The Harts lived part of the time on a farm in Pennsylvania, but once the television era began Hart found herself in demand as a panelist or guest star on the newly popular television game shows. An elegant New Yorker with a socialite’s appearance but a down–to–earth graciousness, Hart was ideal for the format, and her quick rejoinders and sharp wit helped make her a household name to most Americans of the era. She was a regular on several shows, but she is best remembered for her longtime service on To Tell the Truth from 1956 to 1977. On the popular game show, Hart was one of the panelists who tried to determine which of the three contestants was telling the truth and which two were impostors about having a job that seemed improbably interesting—butler to British prime minister Winston Churchill, for example, or gondolier on the canals of Venice.

Hart described the unexpected 1961 death of her husband—from a heart attack, and on the sidewalk, in the same manner as her father had died—as the one genuine tragedy of her life.

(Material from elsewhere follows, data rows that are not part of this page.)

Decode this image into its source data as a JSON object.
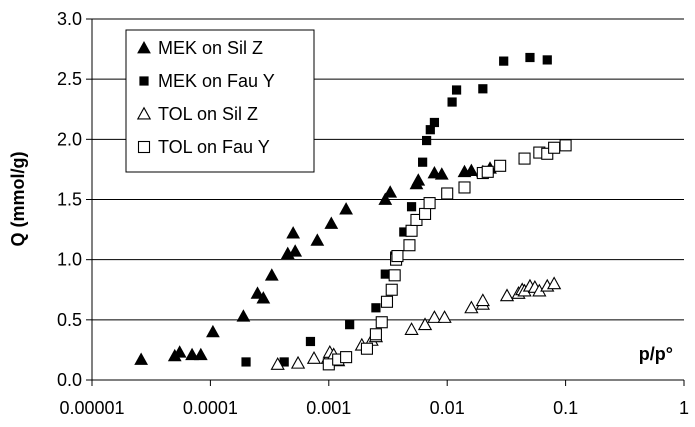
{
  "chart_data": {
    "type": "scatter",
    "title": "",
    "xlabel": "p/p°",
    "ylabel": "Q (mmol/g)",
    "xscale": "log",
    "xlim": [
      1e-05,
      1
    ],
    "ylim": [
      0,
      3.0
    ],
    "x_tick_labels": [
      "0.00001",
      "0.0001",
      "0.001",
      "0.01",
      "0.1",
      "1"
    ],
    "y_tick_labels": [
      "0.0",
      "0.5",
      "1.0",
      "1.5",
      "2.0",
      "2.5",
      "3.0"
    ],
    "grid": "horizontal",
    "legend_position": "top-left",
    "series": [
      {
        "name": "MEK on Sil Z",
        "marker": "filled-triangle",
        "points": [
          [
            2.6e-05,
            0.17
          ],
          [
            5e-05,
            0.2
          ],
          [
            5.5e-05,
            0.23
          ],
          [
            7e-05,
            0.21
          ],
          [
            8.3e-05,
            0.21
          ],
          [
            0.000105,
            0.4
          ],
          [
            0.00019,
            0.53
          ],
          [
            0.00025,
            0.72
          ],
          [
            0.00028,
            0.68
          ],
          [
            0.00033,
            0.87
          ],
          [
            0.00045,
            1.05
          ],
          [
            0.0005,
            1.22
          ],
          [
            0.00052,
            1.07
          ],
          [
            0.0008,
            1.16
          ],
          [
            0.00105,
            1.3
          ],
          [
            0.0014,
            1.42
          ],
          [
            0.003,
            1.5
          ],
          [
            0.0033,
            1.56
          ],
          [
            0.0055,
            1.63
          ],
          [
            0.0057,
            1.66
          ],
          [
            0.0078,
            1.72
          ],
          [
            0.009,
            1.71
          ],
          [
            0.014,
            1.73
          ],
          [
            0.016,
            1.74
          ],
          [
            0.02,
            1.73
          ],
          [
            0.023,
            1.76
          ]
        ]
      },
      {
        "name": "MEK on Fau Y",
        "marker": "filled-square",
        "points": [
          [
            0.0002,
            0.15
          ],
          [
            0.00042,
            0.15
          ],
          [
            0.0007,
            0.32
          ],
          [
            0.0015,
            0.46
          ],
          [
            0.0025,
            0.6
          ],
          [
            0.003,
            0.88
          ],
          [
            0.0036,
            1.03
          ],
          [
            0.0043,
            1.23
          ],
          [
            0.005,
            1.44
          ],
          [
            0.0062,
            1.81
          ],
          [
            0.0067,
            1.99
          ],
          [
            0.0072,
            2.08
          ],
          [
            0.0078,
            2.14
          ],
          [
            0.011,
            2.31
          ],
          [
            0.012,
            2.41
          ],
          [
            0.02,
            2.42
          ],
          [
            0.03,
            2.65
          ],
          [
            0.05,
            2.68
          ],
          [
            0.07,
            2.66
          ]
        ]
      },
      {
        "name": "TOL on Sil Z",
        "marker": "open-triangle",
        "points": [
          [
            0.00037,
            0.13
          ],
          [
            0.00055,
            0.14
          ],
          [
            0.00075,
            0.18
          ],
          [
            0.00098,
            0.18
          ],
          [
            0.00102,
            0.23
          ],
          [
            0.0011,
            0.21
          ],
          [
            0.0012,
            0.16
          ],
          [
            0.0019,
            0.29
          ],
          [
            0.0023,
            0.33
          ],
          [
            0.0025,
            0.36
          ],
          [
            0.005,
            0.42
          ],
          [
            0.0065,
            0.46
          ],
          [
            0.0078,
            0.52
          ],
          [
            0.0095,
            0.52
          ],
          [
            0.016,
            0.6
          ],
          [
            0.02,
            0.63
          ],
          [
            0.02,
            0.66
          ],
          [
            0.032,
            0.7
          ],
          [
            0.04,
            0.72
          ],
          [
            0.043,
            0.75
          ],
          [
            0.045,
            0.74
          ],
          [
            0.05,
            0.78
          ],
          [
            0.055,
            0.77
          ],
          [
            0.06,
            0.74
          ],
          [
            0.07,
            0.78
          ],
          [
            0.08,
            0.8
          ]
        ]
      },
      {
        "name": "TOL on Fau Y",
        "marker": "open-square",
        "points": [
          [
            0.001,
            0.13
          ],
          [
            0.0012,
            0.17
          ],
          [
            0.0014,
            0.19
          ],
          [
            0.0021,
            0.26
          ],
          [
            0.0025,
            0.38
          ],
          [
            0.0028,
            0.48
          ],
          [
            0.0031,
            0.65
          ],
          [
            0.0034,
            0.75
          ],
          [
            0.0036,
            0.87
          ],
          [
            0.0037,
            1.0
          ],
          [
            0.0038,
            1.03
          ],
          [
            0.0048,
            1.12
          ],
          [
            0.005,
            1.24
          ],
          [
            0.0055,
            1.33
          ],
          [
            0.0065,
            1.38
          ],
          [
            0.0071,
            1.47
          ],
          [
            0.01,
            1.55
          ],
          [
            0.014,
            1.6
          ],
          [
            0.02,
            1.72
          ],
          [
            0.022,
            1.73
          ],
          [
            0.028,
            1.78
          ],
          [
            0.045,
            1.84
          ],
          [
            0.06,
            1.89
          ],
          [
            0.07,
            1.88
          ],
          [
            0.08,
            1.93
          ],
          [
            0.1,
            1.95
          ]
        ]
      }
    ]
  }
}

In her later years, Hart combined her stage career with philanthropy. She chaired the New York State Council on the Arts from 1976 to 1996 and often found herself in Albany deftly sparring with legislators in debates over the artistic merits of certain plays or works of art. She published her memoir, Kitty: An Autobiography, in 1988 and enjoyed a long-running solo cabaret act. As late as October of 2006, she was still singing nightly at the age of 96 in her show Here’s to Life.

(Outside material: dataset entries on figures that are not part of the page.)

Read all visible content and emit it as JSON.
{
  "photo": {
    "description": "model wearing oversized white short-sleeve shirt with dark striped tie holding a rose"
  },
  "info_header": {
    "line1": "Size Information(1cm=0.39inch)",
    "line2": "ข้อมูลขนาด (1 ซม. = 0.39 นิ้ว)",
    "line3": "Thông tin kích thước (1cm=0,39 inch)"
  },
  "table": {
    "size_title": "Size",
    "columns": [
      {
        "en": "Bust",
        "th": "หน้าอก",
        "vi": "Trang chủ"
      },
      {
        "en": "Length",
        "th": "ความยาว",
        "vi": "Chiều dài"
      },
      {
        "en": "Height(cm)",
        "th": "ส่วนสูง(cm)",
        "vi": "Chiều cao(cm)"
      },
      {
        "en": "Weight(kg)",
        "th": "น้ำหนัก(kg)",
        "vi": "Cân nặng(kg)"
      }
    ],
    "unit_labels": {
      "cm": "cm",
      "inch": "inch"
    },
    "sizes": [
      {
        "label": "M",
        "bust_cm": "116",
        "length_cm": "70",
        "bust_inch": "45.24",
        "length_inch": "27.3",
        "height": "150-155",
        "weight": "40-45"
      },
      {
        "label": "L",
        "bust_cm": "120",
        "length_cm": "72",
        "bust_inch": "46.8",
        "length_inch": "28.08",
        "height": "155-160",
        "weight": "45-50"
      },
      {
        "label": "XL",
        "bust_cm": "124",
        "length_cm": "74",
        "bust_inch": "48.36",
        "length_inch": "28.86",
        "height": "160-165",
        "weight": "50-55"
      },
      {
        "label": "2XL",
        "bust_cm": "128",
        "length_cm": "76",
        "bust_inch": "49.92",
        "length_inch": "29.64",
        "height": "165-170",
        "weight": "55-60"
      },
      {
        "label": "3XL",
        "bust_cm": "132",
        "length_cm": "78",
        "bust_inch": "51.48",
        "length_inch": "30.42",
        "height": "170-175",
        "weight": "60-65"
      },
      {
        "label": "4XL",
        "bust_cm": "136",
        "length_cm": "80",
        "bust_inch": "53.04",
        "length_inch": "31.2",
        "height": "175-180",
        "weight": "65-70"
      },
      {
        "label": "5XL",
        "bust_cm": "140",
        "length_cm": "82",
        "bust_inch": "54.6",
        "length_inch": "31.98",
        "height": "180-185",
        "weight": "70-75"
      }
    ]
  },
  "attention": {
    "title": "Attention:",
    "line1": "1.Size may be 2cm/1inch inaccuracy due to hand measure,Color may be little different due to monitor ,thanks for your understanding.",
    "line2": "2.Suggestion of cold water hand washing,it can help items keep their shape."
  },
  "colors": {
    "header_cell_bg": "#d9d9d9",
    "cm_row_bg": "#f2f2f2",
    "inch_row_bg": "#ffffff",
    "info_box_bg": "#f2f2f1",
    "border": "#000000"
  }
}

Hart fell ill with pneumonia near the end of 2006 and died of heart failure at her New York City apartment on April 17, 2007, at the age of 96. Survivors include her daughter Catherine, a physician; her son Christopher, a film producer; and three grandchildren. Several years earlier, as she neared her eightieth birthday, she asserted, “I’m more optimistic, more enthusiastic, and I have more energy than ever before,” the New York Times quoted her as saying, and she attributed her legendary stamina to her independent streak, noting, “You get so tired when you do what other people want you to do.”